AVENUE

The Dirty Little Heaters

Prolific musician with a dynamite voice returns.

By Brian Tucker

With Reese McHenry, calling her a powerhouse singer is an understatement, and not just because of the fire and fury unleashed on loud material. On lighter fare it’s an equal arsenal, different weaponry.

Her band The Dirty Little Heaters perform Saturday at Reggie’s 42nd Street Tavern.

They don’t play often, but McHenry stays busy. The Heaters began as a duo in 2005 (and grew) and McHenry has been in different projects since – The Second Wife (2015’s Tourist) recording 2017’s dynamic Bad Girl album with N.C.’s Spider Bags, and a new 45 this year.

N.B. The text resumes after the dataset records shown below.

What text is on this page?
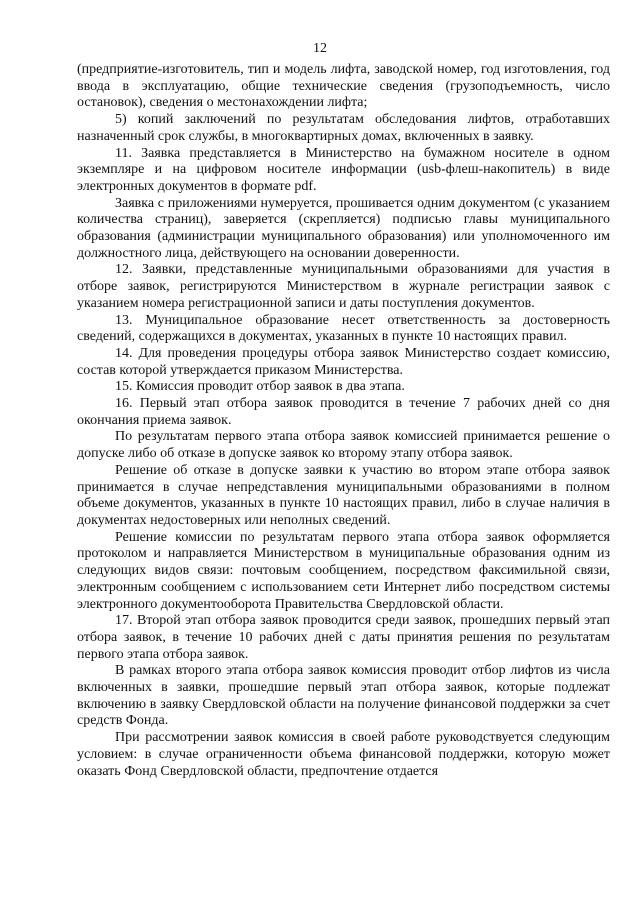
12

(предприятие-изготовитель, тип и модель лифта, заводской номер, год изготовления, год ввода в эксплуатацию, общие технические сведения (грузоподъемность, число остановок), сведения о местонахождении лифта;

5) копий заключений по результатам обследования лифтов, отработавших назначенный срок службы, в многоквартирных домах, включенных в заявку.

11. Заявка представляется в Министерство на бумажном носителе в одном экземпляре и на цифровом носителе информации (usb-флеш-накопитель) в виде электронных документов в формате pdf.

Заявка с приложениями нумеруется, прошивается одним документом (с указанием количества страниц), заверяется (скрепляется) подписью главы муниципального образования (администрации муниципального образования) или уполномоченного им должностного лица, действующего на основании доверенности.

12. Заявки, представленные муниципальными образованиями для участия в отборе заявок, регистрируются Министерством в журнале регистрации заявок с указанием номера регистрационной записи и даты поступления документов.

13. Муниципальное образование несет ответственность за достоверность сведений, содержащихся в документах, указанных в пункте 10 настоящих правил.

14. Для проведения процедуры отбора заявок Министерство создает комиссию, состав которой утверждается приказом Министерства.

15. Комиссия проводит отбор заявок в два этапа.

16. Первый этап отбора заявок проводится в течение 7 рабочих дней со дня окончания приема заявок.

По результатам первого этапа отбора заявок комиссией принимается решение о допуске либо об отказе в допуске заявок ко второму этапу отбора заявок.

Решение об отказе в допуске заявки к участию во втором этапе отбора заявок принимается в случае непредставления муниципальными образованиями в полном объеме документов, указанных в пункте 10 настоящих правил, либо в случае наличия в документах недостоверных или неполных сведений.

Решение комиссии по результатам первого этапа отбора заявок оформляется протоколом и направляется Министерством в муниципальные образования одним из следующих видов связи: почтовым сообщением, посредством факсимильной связи, электронным сообщением с использованием сети Интернет либо посредством системы электронного документооборота Правительства Свердловской области.

17. Второй этап отбора заявок проводится среди заявок, прошедших первый этап отбора заявок, в течение 10 рабочих дней с даты принятия решения по результатам первого этапа отбора заявок.

В рамках второго этапа отбора заявок комиссия проводит отбор лифтов из числа включенных в заявки, прошедшие первый этап отбора заявок, которые подлежат включению в заявку Свердловской области на получение финансовой поддержки за счет средств Фонда.

При рассмотрении заявок комиссия в своей работе руководствуется следующим условием: в случае ограниченности объема финансовой поддержки, которую может оказать Фонд Свердловской области, предпочтение отдается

“Working with Spider Bags was pretty top-of-the-list. Steve Olivia, Rock Forbes and Dan McGee are truly one of the biggest reasons I am making music now. Dan took it upon himself to make sure we did this record when I was deathly ill and unable to sing.”

She has plans for a rock opera based on the Michael Peterson trial called The Killer Owls of Durham and recently recorded with Triangle Area musician/engineer Missy Thangs (The Love Language). Next is working with Chapel Hill’s The Dynamite Brothers.

Throughout, her output has been a mix of gripping rock and roll (see the Heaters’ “Mexico Way”) and soulful balladry (see “Winter Song” from Tourist). At the heart is that incredible voice – achingly beautiful on country-tinged material (“Bad Girl”), hypnotic on the song “Rose of Monmouth County,” and pissed and vengeful on the Heaters’ releases.

reese mchenry

First up was a 2008 Heaters 7-inch whose songs grabbed (and scared) you with haunted, raw garage rock and vocals soaring beyond dark clouds. 2010’s Champions of Imperfection mixed psychedelic and grunge flavors into a garage/hard rock hybrid amassing thick, groove heavy sounds and McHenry’s witchy, dazzling voice that shares rare air with PJ Harvey and MLny Parsonz (Royal Thunder). When McHenry sings “I believe in karma too” on “Untitled” it feels dangerous, and righteous. Surprisingly, her first time performing in front of an audience was in her early 20s.

“My earliest memory is singing “Twinkle, Twinkle, Little Star” in a crib,” McHenry said. “I honestly do not know how to play or sing less passionately. Because I couldn’t tell someone how to do it, I get protective of how and why I do it. I was in my first band at 21 and reliant upon (them) to write songs. I would have melodies and lyrics but no way to make actual music.”

Their guitar player, Josh Lind, taught her basic chords. She always thinks she hasn’t progressed but for listeners this is irrelevant. Her scorching, sometimes buzz-sawing guitar is effective, both as a tight ride and reliable for its emotional punch.

“I use the guitar as a vehicle for murdering people with my feelings – not to shred, or even pick,” McHenry says. “Advancement is a funny thing – when I play early Heaters songs, I have to think back to when I was a fast, down stroke player – to make the song right and now it just wears me out.”

Across her albums you feel sincerity waged, and the power it delivers, something reassured after learning she “listened to Ratt yesterday and Snail Mail right after.” But adding, “Often my songs are just stories” it’s hard to settle with that word ‘just’ in her saying that. 

“But I really feel things and that shows. I think of songwriting as a hug – if you make the decision to do it, just do it. Don’t half ass it.” 

 

Additional Q & A

What type of record you’re working on now?  A new project, or a follow-up record? 

I just recorded twelve songs at Fidelitorium with the incomparable Missy Thangs (Missy Mueller) and will be releasing those as singles as I can afford to get them mixed and mastered. The band from now until an undetermined time will just be called Reese McHenry. I also still have over 100 songs finished to record.

Has your voice always had that thunderous passion?

I honestly do not know how to play or sing less passionately, and because I couldn’t tell someone how to do it, I get protective of how and why I do it. Its one thing I try never to think about. I don’t think of writing anything specific, and often my songs are just stories, but I really feel things and that shows.

I think of songwriting as a hug – if you make the decision to do it, just do it then. Don’t half ass it. I find that people like the power in my voice. I like to talk to people about music, so if they’re interested in my voice, they’re interested in music, and we have something in common.

“Tourist” is a barn burner. Your vocals echoes 80s rock. 

People say it sounds like the theme song to The Office. I hear it now, but I hadn’t heard that song when I wrote “Tourist.” I wrote that song when I strongly felt like everyone else had their shit together and I could not get my life working right. Now I see that everyone feels that way, at times, like an imposter. It’s really a song about trying to squash needless worry.